Ibnu Abbas menjawab, "Tidak." Ia kemudian menjelaskan, "Itu adalah pertanda ajal Rasulullah SAW yang Allah beritahukan kepadanya. Allah berfirman, 'Apabila telah datang pertolongan Allah dan kemenangan,' yang merupakan tanda ajalmu (wahai Muhammad), 'maka bertasbihlah dengan memuji Tuhanmu dan mohonlah ampunan kepada-Nya. Sungguh, Dia Maha Penerima tobat.'"
Mendengar jawaban itu, Umar bin Khattab berkata, "Demi Allah, aku tidak mengetahui dari surat ini kecuali apa yang engkau ketahui."
Riwayat lain menyebutkan bahwa ketika surat ini turun, Rasulullah SAW membacakannya kepada putrinya, Fatimah Az-Zahra. Setelah mendengarnya, Fatimah menangis. Rasulullah bertanya mengapa ia menangis, dan Fatimah menjawab bahwa ia merasakan isyarat kepergian ayahnya. Rasulullah SAW pun membenarkannya.
Hikmah dan Pelajaran dari Surat An-Nasr
Meskipun singkat, Surat An-Nasr menyimpan pelajaran yang tak lekang oleh waktu bagi setiap Muslim di setiap generasi. Beberapa hikmah yang dapat kita petik antara lain:
- Hakikat Pertolongan: Kemenangan dan kesuksesan dalam urusan apa pun, baik dunia maupun akhirat, hakikatnya datang dari Allah SWT. Manusia hanya bisa berusaha, tetapi hasil akhir ada di tangan-Nya. Ini mengajarkan kita untuk selalu bergantung kepada Allah dan tidak sombong atas pencapaian kita.
- Siklus Perjuangan dan Kemenangan: Surat ini memberikan optimisme bahwa setelah masa-masa sulit, kesabaran, dan perjuangan, akan datang pertolongan dan kemenangan dari Allah. Ini menjadi motivasi untuk tidak pernah putus asa dalam menegakkan kebenaran.

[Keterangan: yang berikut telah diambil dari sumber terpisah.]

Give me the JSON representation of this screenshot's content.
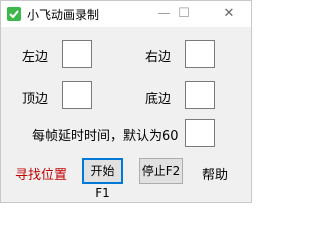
{
  "window": {
    "title": "小飞动画录制"
  },
  "title_buttons": {
    "minimize": "—",
    "maximize": "☐",
    "close": "✕"
  },
  "fields": {
    "left_label": "左边",
    "right_label": "右边",
    "top_label": "顶边",
    "bottom_label": "底边",
    "delay_label": "每帧延时时间，默认为60"
  },
  "actions": {
    "find_position": "寻找位置",
    "start": "开始F1",
    "stop": "停止F2",
    "help": "帮助"
  },
  "colors": {
    "find_position": "#c00000",
    "focus_border": "#0078d7"
  }
}
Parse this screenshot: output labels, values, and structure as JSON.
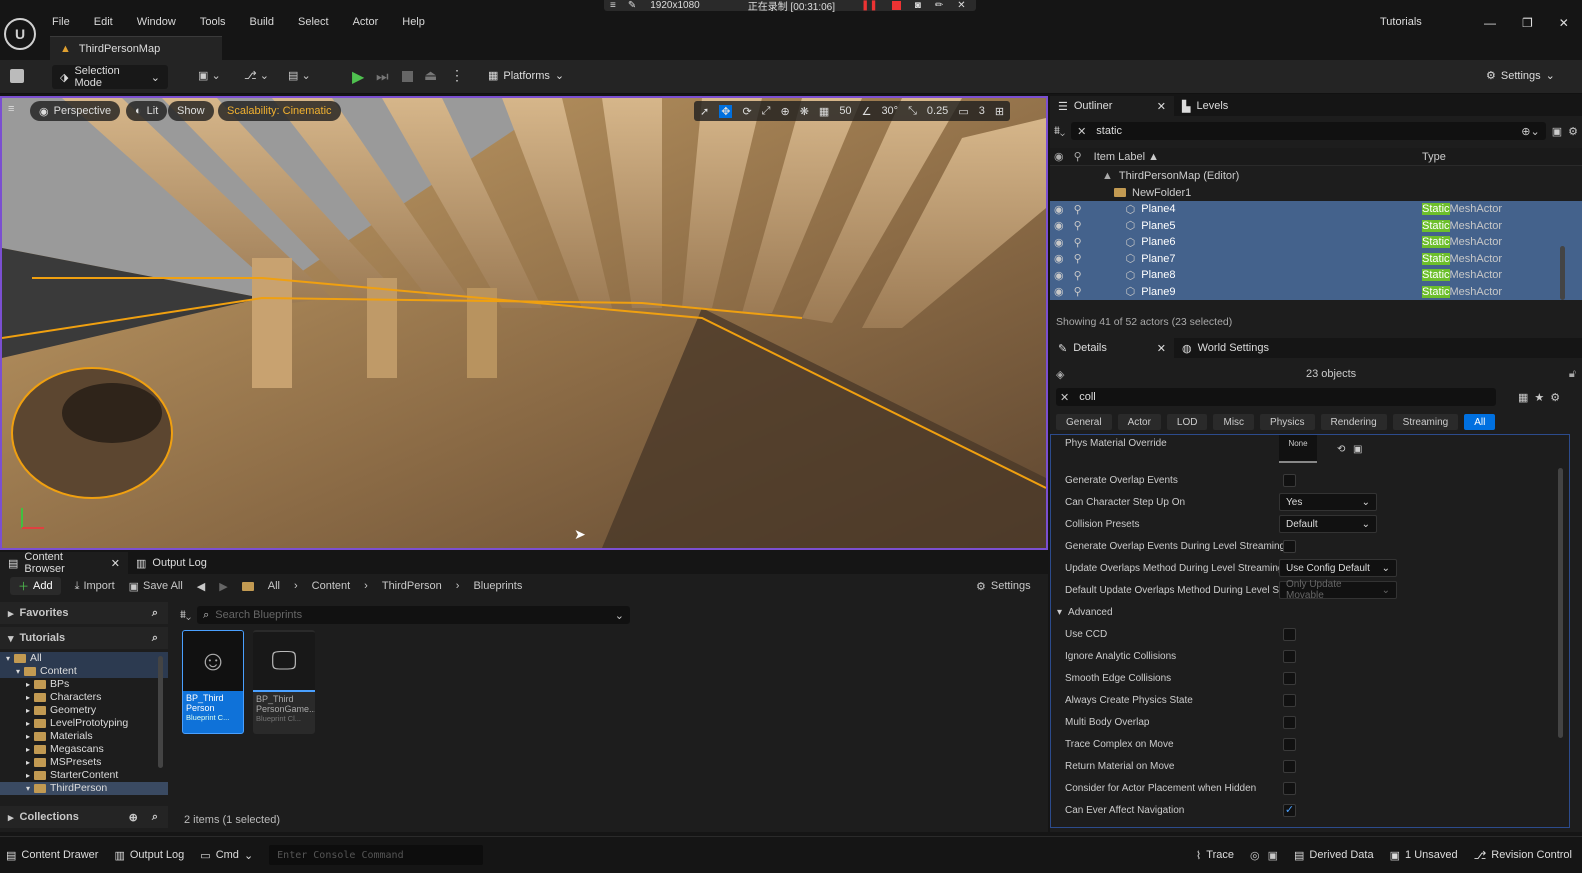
{
  "menu": [
    "File",
    "Edit",
    "Window",
    "Tools",
    "Build",
    "Select",
    "Actor",
    "Help"
  ],
  "recording": {
    "resolution": "1920x1080",
    "status": "正在录制 [00:31:06]"
  },
  "map_tab": "ThirdPersonMap",
  "top_right": {
    "tutorials": "Tutorials"
  },
  "toolbar": {
    "selection_mode": "Selection Mode",
    "platforms": "Platforms",
    "settings": "Settings"
  },
  "viewport": {
    "perspective": "Perspective",
    "lit": "Lit",
    "show": "Show",
    "scalability": "Scalability: Cinematic",
    "grid_snap": "50",
    "rot_snap": "30°",
    "scale_snap": "0.25",
    "cam_speed": "3"
  },
  "outliner": {
    "tab_label": "Outliner",
    "levels_label": "Levels",
    "search_value": "static",
    "col_label": "Item Label",
    "col_type": "Type",
    "map_row": "ThirdPersonMap (Editor)",
    "folder_row": "NewFolder1",
    "items": [
      {
        "label": "Plane4",
        "type_hl": "Static",
        "type_rest": "MeshActor"
      },
      {
        "label": "Plane5",
        "type_hl": "Static",
        "type_rest": "MeshActor"
      },
      {
        "label": "Plane6",
        "type_hl": "Static",
        "type_rest": "MeshActor"
      },
      {
        "label": "Plane7",
        "type_hl": "Static",
        "type_rest": "MeshActor"
      },
      {
        "label": "Plane8",
        "type_hl": "Static",
        "type_rest": "MeshActor"
      },
      {
        "label": "Plane9",
        "type_hl": "Static",
        "type_rest": "MeshActor"
      }
    ],
    "status": "Showing 41 of 52 actors (23 selected)"
  },
  "details": {
    "tab_label": "Details",
    "world_settings": "World Settings",
    "objects": "23 objects",
    "search_value": "coll",
    "filters": [
      "General",
      "Actor",
      "LOD",
      "Misc",
      "Physics",
      "Rendering",
      "Streaming",
      "All"
    ],
    "phys_material_label": "Phys Material Override",
    "phys_material_value": "None",
    "props": [
      {
        "label": "Generate Overlap Events",
        "kind": "check",
        "checked": false
      },
      {
        "label": "Can Character Step Up On",
        "kind": "dropdown",
        "value": "Yes"
      },
      {
        "label": "Collision Presets",
        "kind": "dropdown",
        "value": "Default"
      },
      {
        "label": "Generate Overlap Events During Level Streaming",
        "kind": "check",
        "checked": false
      },
      {
        "label": "Update Overlaps Method During Level Streaming",
        "kind": "dropdown",
        "value": "Use Config Default"
      },
      {
        "label": "Default Update Overlaps Method During Level S...",
        "kind": "dropdown",
        "value": "Only Update Movable",
        "disabled": true
      },
      {
        "label": "Advanced",
        "kind": "section"
      },
      {
        "label": "Use CCD",
        "kind": "check",
        "checked": false
      },
      {
        "label": "Ignore Analytic Collisions",
        "kind": "check",
        "checked": false
      },
      {
        "label": "Smooth Edge Collisions",
        "kind": "check",
        "checked": false
      },
      {
        "label": "Always Create Physics State",
        "kind": "check",
        "checked": false
      },
      {
        "label": "Multi Body Overlap",
        "kind": "check",
        "checked": false
      },
      {
        "label": "Trace Complex on Move",
        "kind": "check",
        "checked": false
      },
      {
        "label": "Return Material on Move",
        "kind": "check",
        "checked": false
      },
      {
        "label": "Consider for Actor Placement when Hidden",
        "kind": "check",
        "checked": false
      },
      {
        "label": "Can Ever Affect Navigation",
        "kind": "check",
        "checked": true
      }
    ]
  },
  "content_browser": {
    "tab_label": "Content Browser",
    "output_log_tab": "Output Log",
    "add": "Add",
    "import": "Import",
    "save_all": "Save All",
    "settings": "Settings",
    "path": [
      "All",
      "Content",
      "ThirdPerson",
      "Blueprints"
    ],
    "search_placeholder": "Search Blueprints",
    "favorites": "Favorites",
    "tutorials": "Tutorials",
    "collections": "Collections",
    "tree": [
      {
        "label": "All",
        "level": 0
      },
      {
        "label": "Content",
        "level": 1
      },
      {
        "label": "BPs",
        "level": 2
      },
      {
        "label": "Characters",
        "level": 2
      },
      {
        "label": "Geometry",
        "level": 2
      },
      {
        "label": "LevelPrototyping",
        "level": 2
      },
      {
        "label": "Materials",
        "level": 2
      },
      {
        "label": "Megascans",
        "level": 2
      },
      {
        "label": "MSPresets",
        "level": 2
      },
      {
        "label": "StarterContent",
        "level": 2
      },
      {
        "label": "ThirdPerson",
        "level": 2
      }
    ],
    "assets": [
      {
        "line1": "BP_Third",
        "line2": "Person",
        "type": "Blueprint C..."
      },
      {
        "line1": "BP_Third",
        "line2": "PersonGame...",
        "type": "Blueprint Cl..."
      }
    ],
    "count": "2 items (1 selected)"
  },
  "statusbar": {
    "content_drawer": "Content Drawer",
    "output_log": "Output Log",
    "cmd": "Cmd",
    "console_placeholder": "Enter Console Command",
    "trace": "Trace",
    "derived_data": "Derived Data",
    "unsaved": "1 Unsaved",
    "revision_control": "Revision Control"
  },
  "colors": {
    "accent": "#0070e0",
    "selection": "#44628c",
    "highlight": "#6dbf2b",
    "viewport_border": "#7b4fd1",
    "scalability": "#f0b030"
  }
}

- Adab Merayakan Kesuksesan: Islam mengajarkan cara yang unik dalam merayakan kemenangan. Bukan dengan euforia yang melalaikan, melainkan dengan sujud syukur, zikir (tasbih dan tahmid), dan istighfar. Kesuksesan seharusnya membuat kita semakin dekat dan tunduk kepada Allah, bukan semakin jauh dan angkuh.
- Pentingnya Istighfar: Perintah istighfar di akhir sebuah pencapaian besar mengajarkan kita untuk selalu merasa kurang dalam beribadah dan beramal. Ini adalah cara untuk menjaga hati dari penyakit ujub (bangga diri) dan riya (pamer).
- Setiap Awal Memiliki Akhir: Surat ini adalah pengingat bahwa setiap tugas dan setiap kehidupan memiliki batas waktu. Sebagaimana tugas kenabian Rasulullah SAW yang agung pun ada akhirnya, begitu pula dengan kehidupan kita. Hal ini mendorong kita untuk memanfaatkan waktu sebaik-baiknya untuk mempersiapkan kepulangan kita kepada Allah.
- Kemenangan Hakiki: Kemenangan yang digambarkan dalam surat ini bukanlah sekadar dominasi politik atau militer, melainkan terbukanya hati manusia untuk menerima hidayah. Kemenangan terbesar adalah ketika kebenaran diterima secara luas dan manusia kembali kepada fitrahnya untuk menyembah Tuhan Yang Esa.
Kesimpulan
Dari pembahasan yang mendalam, dapat kita simpulkan dengan tegas bahwa jawaban atas pertanyaan surat an nasr golongan surat apa adalah Madaniyah. Klasifikasi ini didasarkan pada waktu turunnya yang terjadi setelah peristiwa hijrah, secara spesifik berkaitan dengan peristiwa Fathu Makkah dan periode akhir kehidupan Nabi Muhammad SAW.
Lebih dari sekadar label klasifikasi, Surat An-Nasr adalah sebuah monumen abadi dalam Al-Qur'an. Ia merangkum perjalanan dakwah selama 23 tahun dalam tiga ayat singkat. Ia adalah surat kabar gembira, surat pengingat, sekaligus surat perpisahan. Ia mengajarkan kita tentang hakikat kemenangan, adab dalam kesuksesan, dan keniscayaan akhir dari setiap perjuangan. Membaca dan merenungi Surat An-Nasr adalah seperti melihat kilas balik sejarah kejayaan Islam sekaligus menatap cermin untuk merefleksikan bagaimana seharusnya kita bersikap saat menerima nikmat dari Allah SWT.